Thirty-three (33) patients were enrolled in the dose-escalation phase of the study at doses between 0.1 mg/kg and 3.0 mg/kg every three weeks (Q3W), with adjusted body weight dosing (AjBW) used at most dose levels above 2.1 mg/kg. Safety and tolerability of FG-3246 were evaluated in the dose-escalation period of the study.

Twenty-three (23) patients were enrolled in the dose-expansion period of the study; 18 patients with adenocarcinoma mCRPC (Cohort 1) and five patients with neuroendocrine prostate cancer (Cohort 2). All patients in the expansion cohorts were treated at 2.7 mg/kg AjBW to a maximum of 270 mg every three weeks.

The safety profile of FG-3246 was characterized, and anti-tumor activity of FG-3246 in adenocarcinoma patients dosed at ≥ 1.2 mg/kg was evaluated.

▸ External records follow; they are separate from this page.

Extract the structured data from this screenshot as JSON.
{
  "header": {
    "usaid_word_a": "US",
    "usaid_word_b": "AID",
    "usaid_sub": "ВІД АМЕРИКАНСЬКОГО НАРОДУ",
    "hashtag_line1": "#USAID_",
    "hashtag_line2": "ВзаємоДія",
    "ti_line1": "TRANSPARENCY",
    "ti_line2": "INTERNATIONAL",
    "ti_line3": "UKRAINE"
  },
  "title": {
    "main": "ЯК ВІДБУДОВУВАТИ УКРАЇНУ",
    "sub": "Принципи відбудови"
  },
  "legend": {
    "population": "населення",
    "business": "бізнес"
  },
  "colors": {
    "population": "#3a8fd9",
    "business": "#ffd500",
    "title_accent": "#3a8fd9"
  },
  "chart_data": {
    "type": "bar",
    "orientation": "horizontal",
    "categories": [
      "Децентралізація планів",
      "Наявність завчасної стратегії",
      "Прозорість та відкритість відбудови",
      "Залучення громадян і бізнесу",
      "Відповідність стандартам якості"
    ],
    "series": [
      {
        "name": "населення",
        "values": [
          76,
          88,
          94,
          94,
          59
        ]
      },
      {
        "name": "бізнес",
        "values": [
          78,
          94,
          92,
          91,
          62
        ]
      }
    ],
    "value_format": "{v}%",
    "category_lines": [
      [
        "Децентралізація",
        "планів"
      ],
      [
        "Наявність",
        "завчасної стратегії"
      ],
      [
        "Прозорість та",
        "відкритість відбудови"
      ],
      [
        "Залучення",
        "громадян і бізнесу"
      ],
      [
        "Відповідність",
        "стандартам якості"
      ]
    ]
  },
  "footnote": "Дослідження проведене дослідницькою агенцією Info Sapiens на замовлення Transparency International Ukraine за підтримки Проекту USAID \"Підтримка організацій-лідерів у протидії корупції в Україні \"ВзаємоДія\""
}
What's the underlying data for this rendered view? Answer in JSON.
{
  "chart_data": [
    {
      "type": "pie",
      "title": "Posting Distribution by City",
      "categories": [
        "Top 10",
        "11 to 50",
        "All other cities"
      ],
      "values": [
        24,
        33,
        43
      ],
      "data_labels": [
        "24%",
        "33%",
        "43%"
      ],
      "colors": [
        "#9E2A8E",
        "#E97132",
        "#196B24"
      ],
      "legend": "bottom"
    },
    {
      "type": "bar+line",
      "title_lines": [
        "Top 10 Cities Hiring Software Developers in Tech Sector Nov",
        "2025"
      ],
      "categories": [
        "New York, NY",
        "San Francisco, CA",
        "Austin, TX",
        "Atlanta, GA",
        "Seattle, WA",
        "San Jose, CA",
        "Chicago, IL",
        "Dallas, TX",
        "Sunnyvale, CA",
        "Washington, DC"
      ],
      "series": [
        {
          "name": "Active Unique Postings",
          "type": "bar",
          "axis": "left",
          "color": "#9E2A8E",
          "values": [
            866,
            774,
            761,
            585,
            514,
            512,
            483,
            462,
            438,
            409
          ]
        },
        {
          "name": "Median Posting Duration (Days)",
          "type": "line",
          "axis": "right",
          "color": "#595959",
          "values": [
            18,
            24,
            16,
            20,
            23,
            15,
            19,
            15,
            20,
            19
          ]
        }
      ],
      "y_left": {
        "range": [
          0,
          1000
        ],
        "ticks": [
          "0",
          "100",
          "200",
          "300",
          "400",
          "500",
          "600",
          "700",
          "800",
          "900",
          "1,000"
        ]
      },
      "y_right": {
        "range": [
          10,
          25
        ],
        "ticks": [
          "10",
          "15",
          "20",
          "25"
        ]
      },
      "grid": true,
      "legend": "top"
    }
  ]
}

About Metastatic Castration-Resistant Prostate Cancer
Prostate cancer is the second most common malignancy in men, contributing significantly to male mortality rates. Approximately 13% of men will be diagnosed with prostate cancer at some point during their lifetime. There are about 65,000 drug treatable mCRPC cases in the U.S. annually and 5-year survival in mCRPC is approximately 30%1.

About FG-3246
FG-3246 (also known as FOR46) is a potential first-in-class, fully human antibody-drug conjugate (ADC), exclusively in-licensed from Fortis Therapeutics, and is being developed by FibroGen for metastatic castration-resistant prostate cancer and other tumor types. FG-3246 binds to an epitope of CD46, a cell receptor target, that induces internalization upon antibody binding, is present at high levels in prostate cancer and other tumor types and demonstrates very limited expression in most normal tissues. FG-3246 is comprised of an anti-CD46 antibody, YS5, linked to the anti-mitotic agent, MMAE, which is a clinically and commercially validated ADC payload. FG-3246 has demonstrated anti-tumor activity in both preclinical and clinical studies. FG-3246 is currently in an ongoing Phase 1/2 study being conducted at UCSF to evaluate it in combination with enzalutamide with topline data from the Phase 2 portion of the study expected in the second half of 2025, and a biomarker trial using a PET biomarker for CD46 using the same antibody backbone. We anticipate the initiation of the Phase 2 monotherapy dose optimization trial in metastatic castration-resistant prostate cancer by mid-2025. FG-3246 is an investigational drug and not approved for marketing by any regulatory authority.